Invasive, Exotic Plants of the Southeast
Common Name: Cypressvine Morningglory
Scientific Name: Ipomoea quamoclit
Identification: Cypressvine Morningglory is an annual twining vine that may reach 20 feet or more in length. The leaves are 3-4 inches long, feather-like and pinnately divided. The smooth vine is relatively thin and fragile. Small, star-shaped, scarlet flowers appear in late summer. Round to oval capsule, containing 4 seeds, matures in late-summer and early-fall.
Ecology: Cypressvine Morninglory is a common invasive plant in the Southeast. This vine often is planted to attract hummingbirds but will escape and overtake stands of young timber. This invasive vine colonizes by prolific vine growth and seeds.
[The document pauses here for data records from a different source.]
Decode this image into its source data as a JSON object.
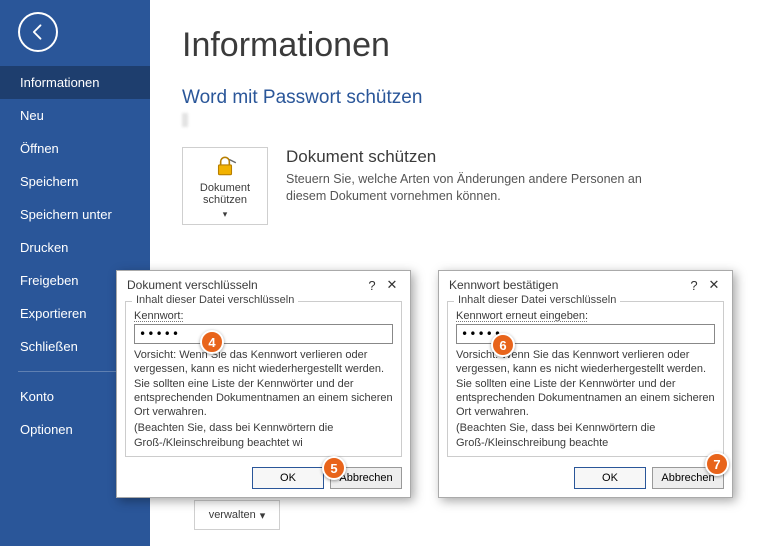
{
  "sidebar": {
    "items": [
      {
        "label": "Informationen",
        "active": true
      },
      {
        "label": "Neu"
      },
      {
        "label": "Öffnen"
      },
      {
        "label": "Speichern"
      },
      {
        "label": "Speichern unter"
      },
      {
        "label": "Drucken"
      },
      {
        "label": "Freigeben"
      },
      {
        "label": "Exportieren"
      },
      {
        "label": "Schließen"
      }
    ],
    "lower": [
      {
        "label": "Konto"
      },
      {
        "label": "Optionen"
      }
    ]
  },
  "main": {
    "title": "Informationen",
    "sub_link": "Word mit Passwort schützen",
    "protect_button": "Dokument schützen",
    "protect_heading": "Dokument schützen",
    "protect_desc": "Steuern Sie, welche Arten von Änderungen andere Personen an diesem Dokument vornehmen können.",
    "manage_button": "verwalten"
  },
  "dialog1": {
    "title": "Dokument verschlüsseln",
    "legend": "Inhalt dieser Datei verschlüsseln",
    "label": "Kennwort:",
    "value": "•••••",
    "warn": "Vorsicht: Wenn Sie das Kennwort verlieren oder vergessen, kann es nicht wiederhergestellt werden. Sie sollten eine Liste der Kennwörter und der entsprechenden Dokumentnamen an einem sicheren Ort verwahren.",
    "note": "(Beachten Sie, dass bei Kennwörtern die Groß-/Kleinschreibung beachtet wi",
    "ok": "OK",
    "cancel": "Abbrechen"
  },
  "dialog2": {
    "title": "Kennwort bestätigen",
    "legend": "Inhalt dieser Datei verschlüsseln",
    "label": "Kennwort erneut eingeben:",
    "value": "•••••",
    "warn": "Vorsicht: Wenn Sie das Kennwort verlieren oder vergessen, kann es nicht wiederhergestellt werden. Sie sollten eine Liste der Kennwörter und der entsprechenden Dokumentnamen an einem sicheren Ort verwahren.",
    "note": "(Beachten Sie, dass bei Kennwörtern die Groß-/Kleinschreibung beachte",
    "ok": "OK",
    "cancel": "Abbrechen"
  },
  "markers": {
    "m4": "4",
    "m5": "5",
    "m6": "6",
    "m7": "7"
  }
}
Plant Control:Spray vines with a 5% glyphosate and surfactant solution in late summer, but note that non-target plants may be at higher risk with this method. Increase solution strength if necessary and re-treat as needed for complete control. For small infestations, hand pulling, weed-eating, or mowing in late summer before seed maturation may provide adequate control. Monitor yearly and control as needed to prevent reinfestation.
Alternative Native Species: Carolina Jessamine (Gelsemium sempervirens), Coral Honeysuckle (Lonicera sempervirens), Crossvine (Bignonia capreolata)
When using herbicides remember to follow label-recommendations. Any mention of trade, products, or firm names is for descriptive purposes only and does not imply endorsement by North Carolina State University.